Sign this was made in 2007
Felicity Huffman wears a velour sweatsuit at one point.

Additional Notes

  • There’s a clique of mean girls who constantly stalk and harass Rachel for being a fornicator. I know 2007 was the age of abstinence, but I went to an all-boys school, were regular high-schoolers really into that shit?

  • The film was clearly shot in Southern California, but Idaho mountains were (just as clearly) inserted into the background using CGI.
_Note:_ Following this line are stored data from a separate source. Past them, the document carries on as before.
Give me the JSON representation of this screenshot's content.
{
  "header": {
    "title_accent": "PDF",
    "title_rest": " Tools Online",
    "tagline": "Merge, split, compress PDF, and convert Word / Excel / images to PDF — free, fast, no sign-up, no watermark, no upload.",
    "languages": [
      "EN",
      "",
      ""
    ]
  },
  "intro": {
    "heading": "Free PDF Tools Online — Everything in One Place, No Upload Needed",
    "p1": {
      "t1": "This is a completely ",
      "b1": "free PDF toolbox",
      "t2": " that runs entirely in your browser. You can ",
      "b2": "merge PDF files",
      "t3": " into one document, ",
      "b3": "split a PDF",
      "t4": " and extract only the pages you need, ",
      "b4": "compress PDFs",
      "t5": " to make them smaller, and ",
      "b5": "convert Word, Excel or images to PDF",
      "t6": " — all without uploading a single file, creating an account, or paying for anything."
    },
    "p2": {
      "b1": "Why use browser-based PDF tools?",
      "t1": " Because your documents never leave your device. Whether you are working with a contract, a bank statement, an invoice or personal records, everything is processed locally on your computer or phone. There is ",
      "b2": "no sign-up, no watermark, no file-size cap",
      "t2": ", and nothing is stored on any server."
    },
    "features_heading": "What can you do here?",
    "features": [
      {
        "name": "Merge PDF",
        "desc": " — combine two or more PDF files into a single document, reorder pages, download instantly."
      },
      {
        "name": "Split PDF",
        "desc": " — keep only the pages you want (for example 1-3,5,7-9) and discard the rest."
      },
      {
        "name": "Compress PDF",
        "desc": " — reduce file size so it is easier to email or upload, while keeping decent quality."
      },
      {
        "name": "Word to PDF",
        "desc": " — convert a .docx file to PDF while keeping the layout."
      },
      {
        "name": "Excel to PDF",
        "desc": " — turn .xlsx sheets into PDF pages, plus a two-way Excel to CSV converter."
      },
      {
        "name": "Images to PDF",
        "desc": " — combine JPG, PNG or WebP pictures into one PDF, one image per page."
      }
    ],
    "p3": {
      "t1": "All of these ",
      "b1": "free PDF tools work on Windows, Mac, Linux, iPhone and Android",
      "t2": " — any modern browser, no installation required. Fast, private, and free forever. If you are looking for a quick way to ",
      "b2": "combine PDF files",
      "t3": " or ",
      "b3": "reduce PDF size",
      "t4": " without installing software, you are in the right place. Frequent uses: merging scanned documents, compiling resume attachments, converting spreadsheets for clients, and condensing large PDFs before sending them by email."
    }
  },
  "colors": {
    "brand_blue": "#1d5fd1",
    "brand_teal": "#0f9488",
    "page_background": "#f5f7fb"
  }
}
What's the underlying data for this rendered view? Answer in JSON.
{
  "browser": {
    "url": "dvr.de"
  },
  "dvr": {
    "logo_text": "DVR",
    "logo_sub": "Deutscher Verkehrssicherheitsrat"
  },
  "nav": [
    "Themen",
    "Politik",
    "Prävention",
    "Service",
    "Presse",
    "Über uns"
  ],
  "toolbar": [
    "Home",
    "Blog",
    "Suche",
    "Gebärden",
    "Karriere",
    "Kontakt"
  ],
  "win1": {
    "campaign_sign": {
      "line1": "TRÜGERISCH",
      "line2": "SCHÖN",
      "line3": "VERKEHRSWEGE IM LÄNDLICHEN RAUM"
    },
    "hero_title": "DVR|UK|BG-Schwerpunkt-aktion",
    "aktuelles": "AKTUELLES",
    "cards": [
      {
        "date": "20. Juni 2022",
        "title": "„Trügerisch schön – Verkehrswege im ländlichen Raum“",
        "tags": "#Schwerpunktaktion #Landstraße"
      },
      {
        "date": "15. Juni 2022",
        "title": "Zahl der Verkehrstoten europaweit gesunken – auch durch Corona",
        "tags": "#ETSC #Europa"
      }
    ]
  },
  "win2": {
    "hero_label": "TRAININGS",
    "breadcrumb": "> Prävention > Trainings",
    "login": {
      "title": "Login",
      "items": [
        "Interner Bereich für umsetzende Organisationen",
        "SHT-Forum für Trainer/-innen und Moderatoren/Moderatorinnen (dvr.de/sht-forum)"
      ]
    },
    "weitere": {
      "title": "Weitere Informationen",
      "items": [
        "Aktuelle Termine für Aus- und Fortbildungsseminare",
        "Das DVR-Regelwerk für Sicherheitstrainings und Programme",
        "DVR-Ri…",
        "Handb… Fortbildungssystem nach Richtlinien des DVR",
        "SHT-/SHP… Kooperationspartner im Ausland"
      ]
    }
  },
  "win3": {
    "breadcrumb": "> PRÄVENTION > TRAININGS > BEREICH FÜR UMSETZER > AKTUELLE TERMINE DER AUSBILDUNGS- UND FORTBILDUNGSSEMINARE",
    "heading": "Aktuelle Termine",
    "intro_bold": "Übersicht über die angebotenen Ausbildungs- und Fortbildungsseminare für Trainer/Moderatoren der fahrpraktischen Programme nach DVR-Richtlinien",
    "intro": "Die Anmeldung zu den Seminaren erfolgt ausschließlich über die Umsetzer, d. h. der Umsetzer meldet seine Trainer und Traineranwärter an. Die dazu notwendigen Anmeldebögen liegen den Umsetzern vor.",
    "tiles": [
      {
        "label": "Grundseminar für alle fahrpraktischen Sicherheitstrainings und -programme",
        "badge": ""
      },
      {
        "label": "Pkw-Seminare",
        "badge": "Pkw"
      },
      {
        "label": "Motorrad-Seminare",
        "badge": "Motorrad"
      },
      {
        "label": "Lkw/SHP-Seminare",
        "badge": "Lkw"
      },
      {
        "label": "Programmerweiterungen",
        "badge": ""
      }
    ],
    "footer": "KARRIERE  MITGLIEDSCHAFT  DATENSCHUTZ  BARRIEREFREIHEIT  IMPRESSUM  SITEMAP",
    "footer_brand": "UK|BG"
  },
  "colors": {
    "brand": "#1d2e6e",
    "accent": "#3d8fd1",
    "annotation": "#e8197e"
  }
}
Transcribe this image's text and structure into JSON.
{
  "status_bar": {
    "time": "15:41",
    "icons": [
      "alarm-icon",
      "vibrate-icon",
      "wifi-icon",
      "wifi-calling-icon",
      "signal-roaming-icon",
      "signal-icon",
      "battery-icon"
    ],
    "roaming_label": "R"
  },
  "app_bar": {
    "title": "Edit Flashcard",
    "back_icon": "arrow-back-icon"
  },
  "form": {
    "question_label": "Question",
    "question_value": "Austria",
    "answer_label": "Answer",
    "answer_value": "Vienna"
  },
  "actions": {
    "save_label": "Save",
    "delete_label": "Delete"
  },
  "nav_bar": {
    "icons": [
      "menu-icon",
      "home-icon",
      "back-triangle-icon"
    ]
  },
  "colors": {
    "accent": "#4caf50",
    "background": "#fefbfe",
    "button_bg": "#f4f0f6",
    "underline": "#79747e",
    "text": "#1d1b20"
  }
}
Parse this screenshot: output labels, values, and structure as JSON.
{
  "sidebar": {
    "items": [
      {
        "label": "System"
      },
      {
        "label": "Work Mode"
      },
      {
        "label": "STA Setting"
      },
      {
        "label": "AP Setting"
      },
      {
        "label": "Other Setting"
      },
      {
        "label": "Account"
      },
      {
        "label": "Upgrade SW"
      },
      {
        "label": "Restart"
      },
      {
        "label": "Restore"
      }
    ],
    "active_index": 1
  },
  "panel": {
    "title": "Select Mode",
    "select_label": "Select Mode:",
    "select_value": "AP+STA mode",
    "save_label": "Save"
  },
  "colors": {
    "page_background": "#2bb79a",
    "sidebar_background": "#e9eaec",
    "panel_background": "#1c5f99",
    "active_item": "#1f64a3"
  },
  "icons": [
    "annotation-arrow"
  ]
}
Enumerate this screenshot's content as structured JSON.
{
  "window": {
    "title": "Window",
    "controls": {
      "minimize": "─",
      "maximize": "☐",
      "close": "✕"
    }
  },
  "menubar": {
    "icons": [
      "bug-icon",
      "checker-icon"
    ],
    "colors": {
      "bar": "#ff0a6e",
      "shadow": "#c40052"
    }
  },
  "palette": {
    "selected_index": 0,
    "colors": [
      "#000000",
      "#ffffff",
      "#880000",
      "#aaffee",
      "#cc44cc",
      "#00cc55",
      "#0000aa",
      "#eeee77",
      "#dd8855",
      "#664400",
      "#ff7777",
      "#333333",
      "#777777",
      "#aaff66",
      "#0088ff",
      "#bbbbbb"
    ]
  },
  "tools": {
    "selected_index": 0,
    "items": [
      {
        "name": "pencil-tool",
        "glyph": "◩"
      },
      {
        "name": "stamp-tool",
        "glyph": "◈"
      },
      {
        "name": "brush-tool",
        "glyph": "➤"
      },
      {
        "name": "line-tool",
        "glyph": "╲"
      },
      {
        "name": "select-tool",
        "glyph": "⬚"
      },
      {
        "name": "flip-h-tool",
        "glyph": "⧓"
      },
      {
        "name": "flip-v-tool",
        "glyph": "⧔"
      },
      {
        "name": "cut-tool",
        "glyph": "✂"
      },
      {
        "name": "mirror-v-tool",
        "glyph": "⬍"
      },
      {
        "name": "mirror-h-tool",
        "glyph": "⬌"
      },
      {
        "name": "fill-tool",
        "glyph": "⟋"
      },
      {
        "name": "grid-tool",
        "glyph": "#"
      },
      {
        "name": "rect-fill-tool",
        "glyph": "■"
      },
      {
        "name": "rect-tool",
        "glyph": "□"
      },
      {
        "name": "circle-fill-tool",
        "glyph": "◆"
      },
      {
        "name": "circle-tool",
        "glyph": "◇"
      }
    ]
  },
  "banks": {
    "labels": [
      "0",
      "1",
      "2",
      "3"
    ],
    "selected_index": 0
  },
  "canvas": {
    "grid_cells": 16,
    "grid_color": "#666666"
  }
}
  • Hedlund and Mulroney amazingly have their dignity intact. Hedlund actually tries, while Mulroney clearly knows how stupid the script is. Coincidentally, they play the only remotely likable characters in the movie.

How Did It Do?
Georgia Rule grossed $25 million against a $20 million budget, failing to recoup its marketing, which I recall consisted entirely of muted behind-the-scenes featurette played on a loop with no sound on an experimental TV system briefly installed in Los Angeles-area buses. In an earlier era, especially before 9/11 when movies like this were a lot more common, this would not have been a notable event. But times had changed, and continued to do so.

At the risk of sounding like a naïve youngster, 2007 really seems to me to have been the point where the rising power of social media enabled bad movies to become a normal conversation topic, and resultingly elevated the profile of movies like Georgia Rule that would otherwise have disappeared into obscurity. Once upon a time, you needed a lot of hype to become a legendary disaster, like The Conquerer or Ishtar. But times had changed, and Georgia Rule, which revolted critics with a 17% RT rating, was denied such a merciful death.

I have a friend of an earlier generation who insists that despite the popular stereotype of elderly family members manipulated into impotent rage by the likes of Fox News, people generally mellow and soften as they get older. We see this in filmmakers like Steven Spielberg, but for the late Garry Marshall, who was a harmless fuddy-duddy to begin with, it was getting ridiculous. At the very least, he learned to avoid touchier subjects, and spent the end of his life making crappy, shallow omnibus holiday rom-coms that tried to ripoff Love, Actually. When he died last year, people took the opportunity to look back his work, but not this, and that’s how it should be.